Так они гнали облаву на измор, как и было рассчитано, и расчет был точный.
И когда гонимые антилопы хлынули на большую равнину, их встретили те, для которых старались с утра вертолеты. Их поджидали охотники, а вернее, расстрельщики. На вездеходах-«уазиках» с открытым верхом расстрельщики погнали сайгаков дальше, расстреливая их на ходу из автоматов, в упор, без прицела, косили как будто сено на огороде. А за ними двинулись грузовые прицепы – бросали трофеи один за одним в кузова, и люди собирали дармовой урожай. Дюжие парни, не мешкая, быстро освоили новое дело, прикалывали недобитых сайгаков, гонялись за ранеными и тоже приканчивали, но главная их задача заключалась в том, чтобы раскачать окровавленные туши за ноги и одним махом перекинуть за борт!
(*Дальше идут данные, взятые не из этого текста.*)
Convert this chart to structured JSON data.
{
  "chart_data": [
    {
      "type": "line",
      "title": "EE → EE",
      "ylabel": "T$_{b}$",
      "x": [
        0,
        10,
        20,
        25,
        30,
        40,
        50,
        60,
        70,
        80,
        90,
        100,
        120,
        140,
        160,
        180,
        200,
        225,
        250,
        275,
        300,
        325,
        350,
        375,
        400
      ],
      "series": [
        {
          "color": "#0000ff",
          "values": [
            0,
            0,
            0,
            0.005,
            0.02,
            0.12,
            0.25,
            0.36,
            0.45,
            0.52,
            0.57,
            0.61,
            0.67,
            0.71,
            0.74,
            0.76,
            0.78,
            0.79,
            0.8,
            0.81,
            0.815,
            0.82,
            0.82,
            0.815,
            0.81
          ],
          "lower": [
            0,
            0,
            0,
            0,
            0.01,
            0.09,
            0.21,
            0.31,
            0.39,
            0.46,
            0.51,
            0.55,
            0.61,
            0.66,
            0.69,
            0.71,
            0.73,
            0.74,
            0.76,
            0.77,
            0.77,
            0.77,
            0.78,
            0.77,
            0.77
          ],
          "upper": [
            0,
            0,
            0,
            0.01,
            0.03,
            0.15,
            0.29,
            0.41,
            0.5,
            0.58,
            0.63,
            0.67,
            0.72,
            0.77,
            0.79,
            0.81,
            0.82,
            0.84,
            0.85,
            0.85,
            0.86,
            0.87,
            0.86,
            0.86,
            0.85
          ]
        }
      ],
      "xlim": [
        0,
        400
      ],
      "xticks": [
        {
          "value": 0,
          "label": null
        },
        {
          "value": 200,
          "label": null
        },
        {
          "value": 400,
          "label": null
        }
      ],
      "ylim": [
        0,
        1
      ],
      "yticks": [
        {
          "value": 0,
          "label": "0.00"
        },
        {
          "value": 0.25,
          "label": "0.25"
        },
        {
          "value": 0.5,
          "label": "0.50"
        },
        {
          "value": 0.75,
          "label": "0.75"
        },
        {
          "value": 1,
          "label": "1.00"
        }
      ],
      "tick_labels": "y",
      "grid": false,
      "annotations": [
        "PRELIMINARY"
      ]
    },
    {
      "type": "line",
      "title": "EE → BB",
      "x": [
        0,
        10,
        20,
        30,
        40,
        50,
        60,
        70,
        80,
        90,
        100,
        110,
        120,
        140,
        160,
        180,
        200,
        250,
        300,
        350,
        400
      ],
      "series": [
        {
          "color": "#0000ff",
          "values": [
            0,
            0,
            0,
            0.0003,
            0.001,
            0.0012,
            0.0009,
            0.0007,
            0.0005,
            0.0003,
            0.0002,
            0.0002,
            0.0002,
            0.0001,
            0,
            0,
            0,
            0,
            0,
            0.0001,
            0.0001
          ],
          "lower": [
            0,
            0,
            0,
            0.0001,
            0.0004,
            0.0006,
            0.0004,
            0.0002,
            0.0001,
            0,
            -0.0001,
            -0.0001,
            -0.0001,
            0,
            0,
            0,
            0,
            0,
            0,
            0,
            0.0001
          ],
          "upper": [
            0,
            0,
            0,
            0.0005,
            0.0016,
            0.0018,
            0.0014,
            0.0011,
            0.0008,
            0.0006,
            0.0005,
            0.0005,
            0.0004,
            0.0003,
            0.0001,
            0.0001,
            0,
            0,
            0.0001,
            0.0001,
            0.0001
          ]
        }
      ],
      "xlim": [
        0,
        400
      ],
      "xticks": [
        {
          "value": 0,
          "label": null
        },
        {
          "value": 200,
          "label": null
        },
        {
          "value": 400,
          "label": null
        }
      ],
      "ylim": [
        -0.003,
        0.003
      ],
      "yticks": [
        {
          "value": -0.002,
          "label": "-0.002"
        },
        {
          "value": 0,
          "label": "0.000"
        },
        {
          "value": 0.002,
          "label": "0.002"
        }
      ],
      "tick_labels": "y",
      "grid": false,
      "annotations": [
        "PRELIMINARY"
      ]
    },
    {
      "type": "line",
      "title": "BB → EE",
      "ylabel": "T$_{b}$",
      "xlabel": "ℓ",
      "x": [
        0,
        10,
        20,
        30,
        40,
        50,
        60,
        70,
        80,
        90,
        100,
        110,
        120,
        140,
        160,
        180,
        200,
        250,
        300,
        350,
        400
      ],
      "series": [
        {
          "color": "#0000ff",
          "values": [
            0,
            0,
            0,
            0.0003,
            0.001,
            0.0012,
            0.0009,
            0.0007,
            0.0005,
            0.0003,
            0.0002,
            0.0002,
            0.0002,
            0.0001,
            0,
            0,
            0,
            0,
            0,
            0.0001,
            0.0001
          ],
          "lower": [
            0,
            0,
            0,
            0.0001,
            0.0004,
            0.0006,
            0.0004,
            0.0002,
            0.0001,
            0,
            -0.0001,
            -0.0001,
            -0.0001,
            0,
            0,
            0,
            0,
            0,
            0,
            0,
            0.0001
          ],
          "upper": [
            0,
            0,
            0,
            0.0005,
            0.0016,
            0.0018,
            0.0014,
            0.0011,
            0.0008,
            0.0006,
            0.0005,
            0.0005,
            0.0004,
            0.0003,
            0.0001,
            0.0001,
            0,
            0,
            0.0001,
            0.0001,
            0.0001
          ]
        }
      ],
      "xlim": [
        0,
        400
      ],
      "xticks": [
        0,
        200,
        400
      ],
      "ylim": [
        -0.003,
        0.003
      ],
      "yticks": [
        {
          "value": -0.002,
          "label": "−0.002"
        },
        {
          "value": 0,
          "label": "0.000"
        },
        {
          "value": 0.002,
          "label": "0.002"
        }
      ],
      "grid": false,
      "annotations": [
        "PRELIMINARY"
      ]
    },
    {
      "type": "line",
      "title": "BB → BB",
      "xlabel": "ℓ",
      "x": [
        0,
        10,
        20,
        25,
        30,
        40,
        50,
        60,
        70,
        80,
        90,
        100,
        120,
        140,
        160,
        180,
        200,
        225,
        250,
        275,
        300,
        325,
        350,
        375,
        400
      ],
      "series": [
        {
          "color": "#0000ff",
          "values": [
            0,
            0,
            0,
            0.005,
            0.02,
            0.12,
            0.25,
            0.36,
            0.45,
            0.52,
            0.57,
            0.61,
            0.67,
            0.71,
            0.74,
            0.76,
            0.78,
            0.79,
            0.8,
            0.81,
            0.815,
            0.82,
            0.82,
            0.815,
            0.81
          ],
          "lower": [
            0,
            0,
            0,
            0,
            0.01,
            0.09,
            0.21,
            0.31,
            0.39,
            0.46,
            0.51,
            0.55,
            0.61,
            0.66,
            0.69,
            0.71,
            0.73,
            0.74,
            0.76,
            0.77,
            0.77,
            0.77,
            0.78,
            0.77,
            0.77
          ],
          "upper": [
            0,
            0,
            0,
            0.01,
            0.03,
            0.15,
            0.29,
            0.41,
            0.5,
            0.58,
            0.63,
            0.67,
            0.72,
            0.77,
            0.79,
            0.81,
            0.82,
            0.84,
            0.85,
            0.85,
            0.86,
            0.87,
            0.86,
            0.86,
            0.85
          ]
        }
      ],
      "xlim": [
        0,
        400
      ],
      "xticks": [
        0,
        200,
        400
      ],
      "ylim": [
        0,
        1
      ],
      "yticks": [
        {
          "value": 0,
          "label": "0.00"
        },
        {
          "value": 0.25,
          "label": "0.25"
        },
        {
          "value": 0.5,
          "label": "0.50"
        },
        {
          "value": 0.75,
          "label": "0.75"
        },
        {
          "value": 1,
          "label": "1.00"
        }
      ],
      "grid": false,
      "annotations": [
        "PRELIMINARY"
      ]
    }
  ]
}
Саванна платила богам кровавую дань за то, что смела оставаться саванной, – в кузовах вздымались горы сайгачьих туш.
А побоище длилось. Врезаясь на машинах в гущу загнанных, уже выбивающихся из сил сайгаков, отстрельщики валили животных направо и налево, еще больше нагнетая панику и отчаяние. Страх достиг таких апокалипсических размеров, что волчице Акбаре, оглохшей от выстрелов, казалось, что весь мир оглох и онемел, что везде воцарился хаос и само солнце, беззвучно пылающее над головой, тоже гонимо вместе с ними в этой бешеной облаве, что оно тоже мечется и ищет спасения и что даже вертолеты вдруг онемели и уже без грохота и свиста беззвучно кружатся над уходящей в бездну степью, подобно гигантским безмолвным коршунам… А отстрельщики-автоматчики беззвучно палили с колена, с бортов «уазиков», и беззвучно мчались, взлетая над землей, машины, беззвучно неслись обезумевшие сайгаки и беззвучно валились под прошивающими их пулями, обливаясь кровью… И в этом апокалипсическом безмолвии волчице Акбаре явилось лицо человека. Явилось так близко и так страшно, с такой четкостью, что она ужаснулась и чуть не попала под колеса. «Уазик» же мчался бок о бок, рядом. А тот человек сидел впереди, высунувшись по пояс из машины. Он был в стеклянных защитных от ветра наглазниках, с иссиня-багровым, исхлестанным ветром лицом, у черного рта он держал микрофон и, привскакивая с места, что-то орал на всю степь, но слов его не было слышно. Должно быть, он командовал облавой, и если бы в тот момент волчица могла услышать шумы и голоса и если бы она понимала человеческую речь, то услышала бы, что он кричал по рации: «Стреляйте по краям! Бейте по краям! Не стреляйте в середину, потопчут, чтоб вас!» Боялся, что туши убитых сайгаков будут истоптаны бегущим следом поголовьем…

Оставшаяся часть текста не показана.